Learning from Interventions: Human-robot interaction as both explicit and implicit feedback

Jonathan Spencer, Sanjiban Choudhury, Matt Barnes, Matthew Schmittle, Mung Chiang, Peter Ramadge, Siddhartha Srinivasa

Abstract

Scalable robot learning from seamless human-robot interaction is critical if robots are to solve a multitude of tasks in the real world. Current approaches to imitation learning suffer from one of two drawbacks. On the one hand, they rely solely on off-policy human demonstration, which in some cases leads to a mismatch in train-test distribution. On the other, they burden the human to label every state the learner visits, rendering it impractical in many applications.
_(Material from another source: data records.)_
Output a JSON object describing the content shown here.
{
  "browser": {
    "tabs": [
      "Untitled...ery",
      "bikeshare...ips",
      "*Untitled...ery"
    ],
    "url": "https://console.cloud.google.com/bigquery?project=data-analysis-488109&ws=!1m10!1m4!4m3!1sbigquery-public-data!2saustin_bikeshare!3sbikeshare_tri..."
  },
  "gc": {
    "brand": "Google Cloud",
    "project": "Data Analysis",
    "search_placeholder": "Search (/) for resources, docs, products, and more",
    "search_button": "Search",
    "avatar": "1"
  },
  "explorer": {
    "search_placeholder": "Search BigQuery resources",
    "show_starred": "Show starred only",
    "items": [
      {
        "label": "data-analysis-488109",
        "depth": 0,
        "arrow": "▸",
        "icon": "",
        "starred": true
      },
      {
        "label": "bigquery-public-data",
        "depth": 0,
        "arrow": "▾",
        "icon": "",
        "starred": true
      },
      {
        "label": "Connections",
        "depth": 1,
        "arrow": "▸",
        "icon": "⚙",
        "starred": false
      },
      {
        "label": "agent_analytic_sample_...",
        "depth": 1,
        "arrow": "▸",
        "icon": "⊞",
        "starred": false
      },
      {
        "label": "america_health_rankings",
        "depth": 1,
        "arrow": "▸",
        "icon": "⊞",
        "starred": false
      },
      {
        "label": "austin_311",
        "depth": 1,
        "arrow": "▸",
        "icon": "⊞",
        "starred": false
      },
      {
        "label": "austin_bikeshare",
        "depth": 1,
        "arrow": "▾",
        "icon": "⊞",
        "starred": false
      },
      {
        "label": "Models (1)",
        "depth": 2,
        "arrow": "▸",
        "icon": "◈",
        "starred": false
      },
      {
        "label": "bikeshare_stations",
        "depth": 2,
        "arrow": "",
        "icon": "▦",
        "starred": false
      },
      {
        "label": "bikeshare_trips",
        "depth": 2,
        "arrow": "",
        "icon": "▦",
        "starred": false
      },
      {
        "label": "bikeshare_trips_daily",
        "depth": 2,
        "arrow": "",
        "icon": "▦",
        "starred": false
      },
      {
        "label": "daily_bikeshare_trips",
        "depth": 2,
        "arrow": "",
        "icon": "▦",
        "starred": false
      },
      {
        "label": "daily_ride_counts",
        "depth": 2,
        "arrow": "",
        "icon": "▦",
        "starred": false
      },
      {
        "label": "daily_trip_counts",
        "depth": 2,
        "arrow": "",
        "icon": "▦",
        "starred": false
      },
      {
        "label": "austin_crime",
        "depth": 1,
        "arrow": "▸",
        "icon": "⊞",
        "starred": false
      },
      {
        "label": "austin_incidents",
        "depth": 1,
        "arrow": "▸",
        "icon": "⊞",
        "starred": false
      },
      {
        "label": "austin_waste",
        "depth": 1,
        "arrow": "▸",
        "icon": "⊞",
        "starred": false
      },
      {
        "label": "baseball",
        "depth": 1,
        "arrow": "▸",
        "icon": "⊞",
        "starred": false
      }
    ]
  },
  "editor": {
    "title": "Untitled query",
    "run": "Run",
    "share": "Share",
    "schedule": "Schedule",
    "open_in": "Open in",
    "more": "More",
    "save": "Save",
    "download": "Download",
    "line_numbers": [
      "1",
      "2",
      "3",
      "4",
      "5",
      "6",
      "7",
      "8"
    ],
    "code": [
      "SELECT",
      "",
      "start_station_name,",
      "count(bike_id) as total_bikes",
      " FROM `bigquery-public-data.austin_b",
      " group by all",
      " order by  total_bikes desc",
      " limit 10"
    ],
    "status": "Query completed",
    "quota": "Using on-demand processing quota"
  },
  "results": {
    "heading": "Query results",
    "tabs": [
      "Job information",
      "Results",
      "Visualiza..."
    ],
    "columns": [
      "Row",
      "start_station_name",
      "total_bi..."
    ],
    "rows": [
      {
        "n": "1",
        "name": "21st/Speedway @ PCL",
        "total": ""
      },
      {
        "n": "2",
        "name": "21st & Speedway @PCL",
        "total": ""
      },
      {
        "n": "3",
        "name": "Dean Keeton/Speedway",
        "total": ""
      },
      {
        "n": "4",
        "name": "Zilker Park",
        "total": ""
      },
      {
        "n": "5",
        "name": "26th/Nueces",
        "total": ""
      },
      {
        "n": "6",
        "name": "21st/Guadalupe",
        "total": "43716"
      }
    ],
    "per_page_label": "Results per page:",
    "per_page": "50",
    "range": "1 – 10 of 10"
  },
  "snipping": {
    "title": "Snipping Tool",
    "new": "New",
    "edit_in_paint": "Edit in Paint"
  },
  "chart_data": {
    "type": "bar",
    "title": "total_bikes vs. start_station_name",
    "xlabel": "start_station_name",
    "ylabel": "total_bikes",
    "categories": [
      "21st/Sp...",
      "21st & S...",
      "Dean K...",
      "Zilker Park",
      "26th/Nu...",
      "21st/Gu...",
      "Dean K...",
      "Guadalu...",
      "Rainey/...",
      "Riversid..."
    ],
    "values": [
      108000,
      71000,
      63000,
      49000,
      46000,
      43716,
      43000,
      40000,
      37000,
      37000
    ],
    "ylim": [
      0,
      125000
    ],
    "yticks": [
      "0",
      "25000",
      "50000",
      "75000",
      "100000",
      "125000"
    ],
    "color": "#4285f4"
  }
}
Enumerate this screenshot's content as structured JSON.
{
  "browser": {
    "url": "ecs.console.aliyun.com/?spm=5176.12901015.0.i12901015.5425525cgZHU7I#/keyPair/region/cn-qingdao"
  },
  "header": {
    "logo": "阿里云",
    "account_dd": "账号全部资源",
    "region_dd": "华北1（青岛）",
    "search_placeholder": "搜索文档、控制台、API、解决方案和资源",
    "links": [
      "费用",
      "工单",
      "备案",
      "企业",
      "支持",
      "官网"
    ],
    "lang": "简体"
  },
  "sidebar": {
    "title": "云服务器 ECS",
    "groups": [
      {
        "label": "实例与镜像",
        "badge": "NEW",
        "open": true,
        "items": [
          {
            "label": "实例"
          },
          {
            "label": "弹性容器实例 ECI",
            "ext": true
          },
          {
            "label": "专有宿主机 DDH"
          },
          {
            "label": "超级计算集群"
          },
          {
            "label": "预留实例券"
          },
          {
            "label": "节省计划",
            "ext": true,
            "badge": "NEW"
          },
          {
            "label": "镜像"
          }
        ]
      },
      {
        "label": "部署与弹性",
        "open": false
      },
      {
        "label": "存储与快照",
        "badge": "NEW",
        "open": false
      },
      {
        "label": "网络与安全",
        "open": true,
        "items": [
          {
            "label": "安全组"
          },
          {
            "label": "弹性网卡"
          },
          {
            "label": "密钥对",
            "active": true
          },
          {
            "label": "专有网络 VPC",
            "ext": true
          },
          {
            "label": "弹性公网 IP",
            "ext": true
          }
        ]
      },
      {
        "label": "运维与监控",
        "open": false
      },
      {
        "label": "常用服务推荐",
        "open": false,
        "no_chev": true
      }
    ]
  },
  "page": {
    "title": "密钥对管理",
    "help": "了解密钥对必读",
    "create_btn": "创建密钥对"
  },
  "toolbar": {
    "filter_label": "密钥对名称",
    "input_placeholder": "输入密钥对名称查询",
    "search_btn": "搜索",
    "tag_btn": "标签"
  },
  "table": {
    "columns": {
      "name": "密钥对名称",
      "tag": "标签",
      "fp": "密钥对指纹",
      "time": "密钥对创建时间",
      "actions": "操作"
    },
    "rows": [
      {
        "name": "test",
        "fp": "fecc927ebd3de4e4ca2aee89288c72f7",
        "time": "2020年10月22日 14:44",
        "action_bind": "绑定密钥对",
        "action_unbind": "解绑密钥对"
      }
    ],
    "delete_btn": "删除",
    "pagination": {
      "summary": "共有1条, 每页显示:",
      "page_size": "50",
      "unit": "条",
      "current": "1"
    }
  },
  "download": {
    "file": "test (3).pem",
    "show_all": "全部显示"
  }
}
We argue that learning interactively from expert interventions enjoys the best of both worlds. Our key insight is that any amount of expert feedback, whether by intervention or non-intervention, provides information about the quality of the current state, the optimality of the action, or both. We formalize this as a constraint on the learner's value function, which we can efficiently learn using no regret, online learning techniques. We call our approach Expert Intervention Learning (EIL), and evaluate it on a real and simulated driving task with a human expert, where it learns collision avoidance from scratch with just a few hundred samples (about one minute) of expert control.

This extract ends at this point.